An evening with Chef Sanford D’Amato

(Jessica Picard/ Daily Collegian)

In the latest installment of UMass Dining Service’s Guest Chef Series, Hampshire Dining Commons played host to Chef Sanford “Sandy” D’Amato. With the help of Hampshire staff, D’Amato curated a menu for the evening, which was followed by a cooking demo and a question and answer session.

The food at Hampshire is always on point; the level of what they cook and the scale upon which they do it deserves tremendous appreciation. Still, D’Amato managed to bring that food to another tier. Of all the dishes he brought to Hampshire – the roasted cauliflower hearts, the braised short ribs and the slices of apple buried in coleslaw – it was the sea bass that most appropriately did justice to this man’s exceptional palette.

Later that evening, during the question and answer session, the talk turned to the beginning of his career. He reminisced over an early apprenticeship where a mentor had told him, “Sandy, you’ve got a wonderful palette, but you can’t cook for sh*t.”

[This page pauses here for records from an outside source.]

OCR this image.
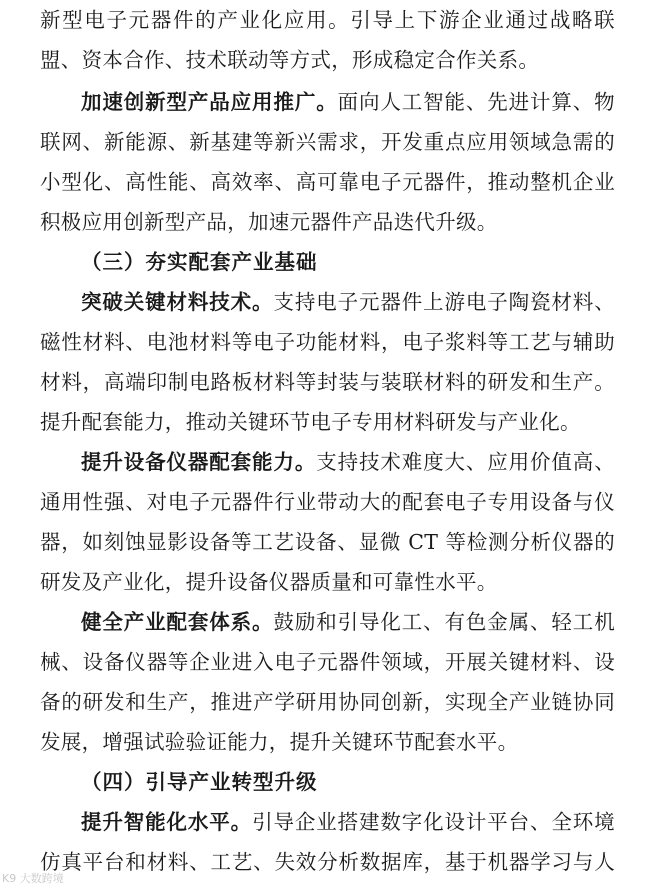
新型电子元器件的产业化应用。引导上下游企业通过战略联
盟、资本合作、技术联动等方式，形成稳定合作关系。
加速创新型产品应用推广。面向人工智能、先进计算、物
联网、新能源、新基建等新兴需求，开发重点应用领域急需的
小型化、高性能、高效率、高可靠电子元器件，推动整机企业
积极应用创新型产品，加速元器件产品迭代升级。
（三）夯实配套产业基础
突破关键材料技术。支持电子元器件上游电子陶瓷材料、
磁性材料、电池材料等电子功能材料，电子浆料等工艺与辅助
材料，高端印制电路板材料等封装与装联材料的研发和生产。
提升配套能力，推动关键环节电子专用材料研发与产业化。
提升设备仪器配套能力。支持技术难度大、应用价值高、
通用性强、对电子元器件行业带动大的配套电子专用设备与仪
器，如刻蚀显影设备等工艺设备、显微 CT 等检测分析仪器的
研发及产业化，提升设备仪器质量和可靠性水平。
健全产业配套体系。鼓励和引导化工、有色金属、轻工机
械、设备仪器等企业进入电子元器件领域，开展关键材料、设
备的研发和生产，推进产学研用协同创新，实现全产业链协同
发展，增强试验验证能力，提升关键环节配套水平。
（四）引导产业转型升级
提升智能化水平。引导企业搭建数字化设计平台、全环境
仿真平台和材料、工艺、失效分析数据库，基于机器学习与人
K9 大数跨境
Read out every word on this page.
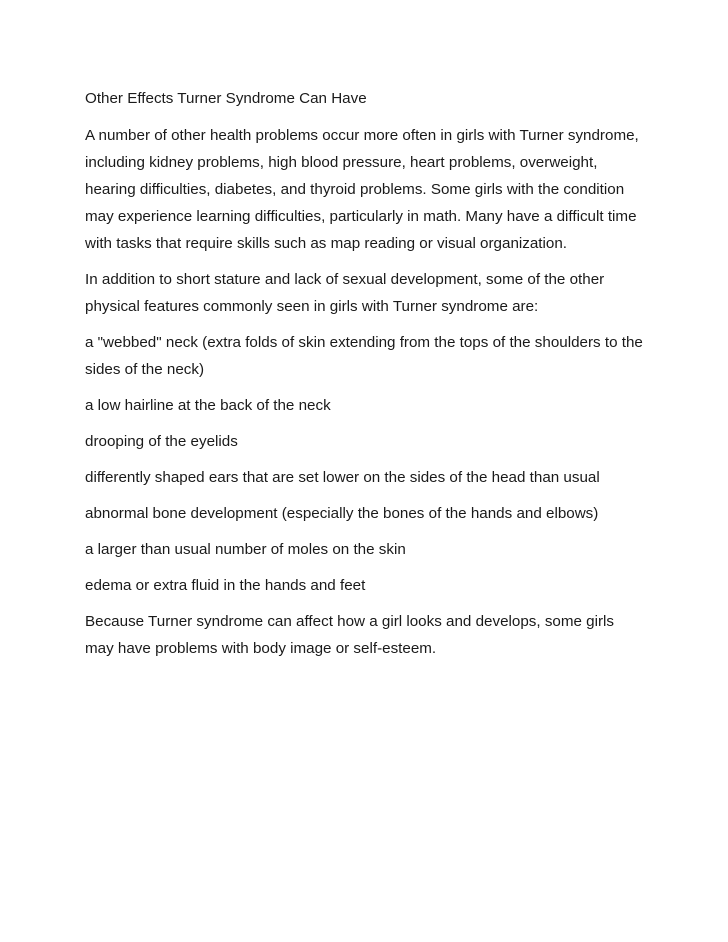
Other Effects Turner Syndrome Can Have

A number of other health problems occur more often in girls with Turner syndrome, including kidney problems, high blood pressure, heart problems, overweight, hearing difficulties, diabetes, and thyroid problems. Some girls with the condition may experience learning difficulties, particularly in math. Many have a difficult time with tasks that require skills such as map reading or visual organization.

In addition to short stature and lack of sexual development, some of the other physical features commonly seen in girls with Turner syndrome are:

a "webbed" neck (extra folds of skin extending from the tops of the shoulders to the sides of the neck)

a low hairline at the back of the neck

drooping of the eyelids

differently shaped ears that are set lower on the sides of the head than usual

abnormal bone development (especially the bones of the hands and elbows)

a larger than usual number of moles on the skin

edema or extra fluid in the hands and feet

Because Turner syndrome can affect how a girl looks and develops, some girls may have problems with body image or self-esteem.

It was from that point of having naturally great taste yet lacking the work experience and skill required of successful chefs that D’Amato began his career.

After a friend, the prodigal director known only as William, and I consumed everything D’Amato had to offer, we parted ways and I went to see what the cooking demo had to offer. It was quite an affair, situated in that corner of Hampshire that can be closed off. There was a television screen zoomed in on his hands and an announcer sporting a suit and “Grease” worthy proportions of hair gel.

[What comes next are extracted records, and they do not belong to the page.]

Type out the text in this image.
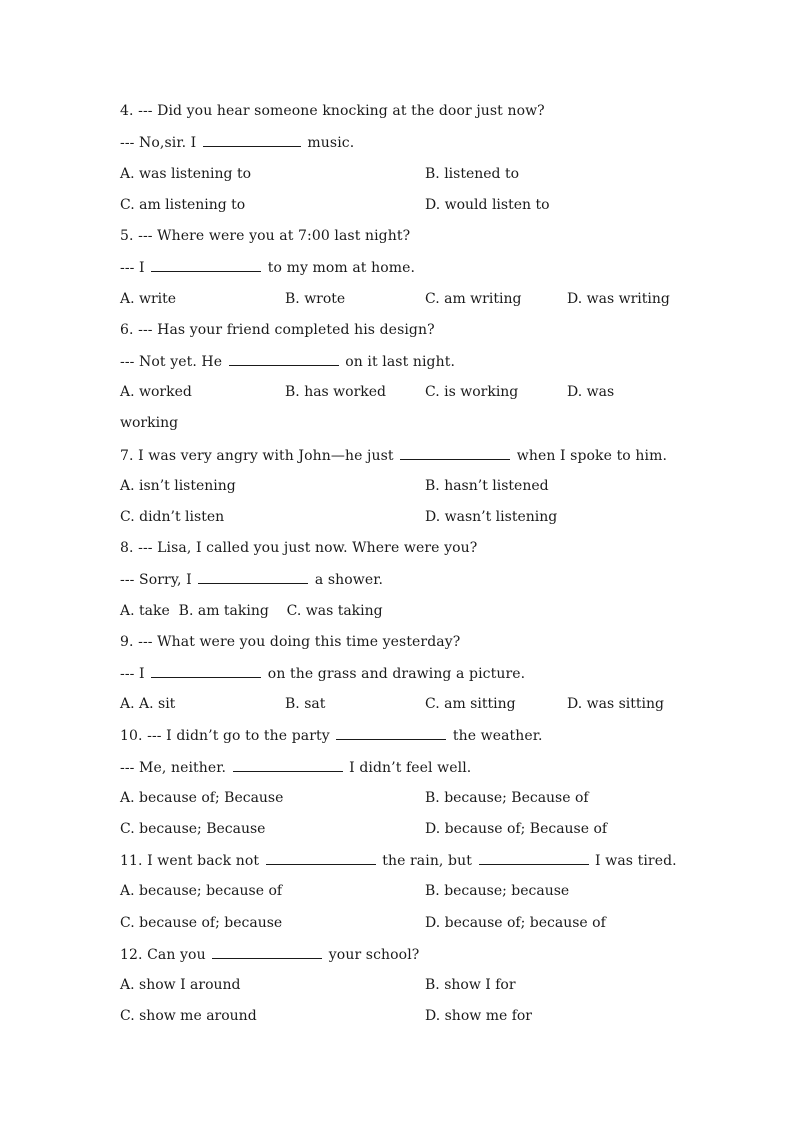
4. --- Did you hear someone knocking at the door just now?
--- No,sir. I	music.
A. was listening to	B. listened to
C. am listening to	D. would listen to
5. --- Where were you at 7:00 last night?
--- I	to my mom at home.
A. write	B. wrote	C. am writing	D. was writing
6. --- Has your friend completed his design?
--- Not yet. He	on it last night.
A. worked	B. has worked	C. is working	D. was
working
7. I was very angry with John—he just	when I spoke to him.
A. isn’t listening	B. hasn’t listened
C. didn’t listen	D. wasn’t listening
8. --- Lisa, I called you just now. Where were you?
--- Sorry, I	a shower.
A. take  B. am taking    C. was taking
9. --- What were you doing this time yesterday?
--- I	on the grass and drawing a picture.
A. A. sit	B. sat	C. am sitting	D. was sitting
10. --- I didn’t go to the party	the weather.
--- Me, neither.	I didn’t feel well.
A. because of; Because	B. because; Because of
C. because; Because	D. because of; Because of
11. I went back not	the rain, but	I was tired.
A. because; because of	B. because; because
C. because of; because	D. because of; because of
12. Can you	your school?
A. show I around	B. show I for
C. show me around	D. show me for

The announcer asked if anyone had seen the Patriots game and a tumbleweed rattled across the stage. He asked if the audience was “excited.” Clearly not satisfied with the reply, he inquired once more stating, “That doesn’t sound like you’re excited.” I’m not sure what he thought he was introducing but he eventually segued into a biography of Sanford D’Amato.

D’Amato comes highly decorated, both personally and for his late restaurant “Sanford,” which he recently sold to the current head chef.

One of the first things that strikes you about Sanford is his delicate, ­measured speaking voice. The second thing is his bright eyes set behind small circular glasses. He seemed very much at home waist high to a chopping board, staring at a room of strangers.

He proceeded to make a caponata, a traditional Sicilian dish with eggplant at its core. The only thing more interesting than watching D’Amato’s hands effortlessly prepare ingredients was hearing his understanding of the tumultuous times in Sicilian history that have influenced its food.

“Sicily has been invaded by just about everyone. Its cuisine incorporates Asian and African influence,” he told the audience before throwing cocoa powder into the pan.

After the demo the floor was opened to questions. When asked about the merit of apprenticeships versus cooking schools, like his own experience at the Culinary Institute of America, he gave that account of an early mentor judging him. His point being that you can have good taste, but if you don’t have the skills to back it up, you will likely amount to little.

It was culinary school that prepared him for the move to New York where he was at the Waldorf Astoria in 1974. That’s what is really appealing about D’Amato; he is from that old guard of chefs. He represents that pre-television network, tattoo emblazoned, pop-up era (not that any of those things are bad). But D’Amato did acknowledge that TV network changed everything.

He said the perception changed from “circus carnie” to something respectable, but at the same time this swelling popularity has people getting into cooking for the wrong reasons. For him, it has nothing to with screen time or notoriety. Above everything, cooking is a skill.

When asked how he decided he was going to cook for a living, he replied with an anecdote about one evening in college when he had taken a break from studying to make a snack. It was whilst sautéing potatoes when he realized that he enjoyed this simple act of making dinner more than anything he’d experienced in a classroom.

The story proffered a beautiful sentiment of pursuing one’s passion but the evening overall rooted that pursuit in the reality of hard work. That combination got D’Amato to where he is today, a place any chef would be lucky to be.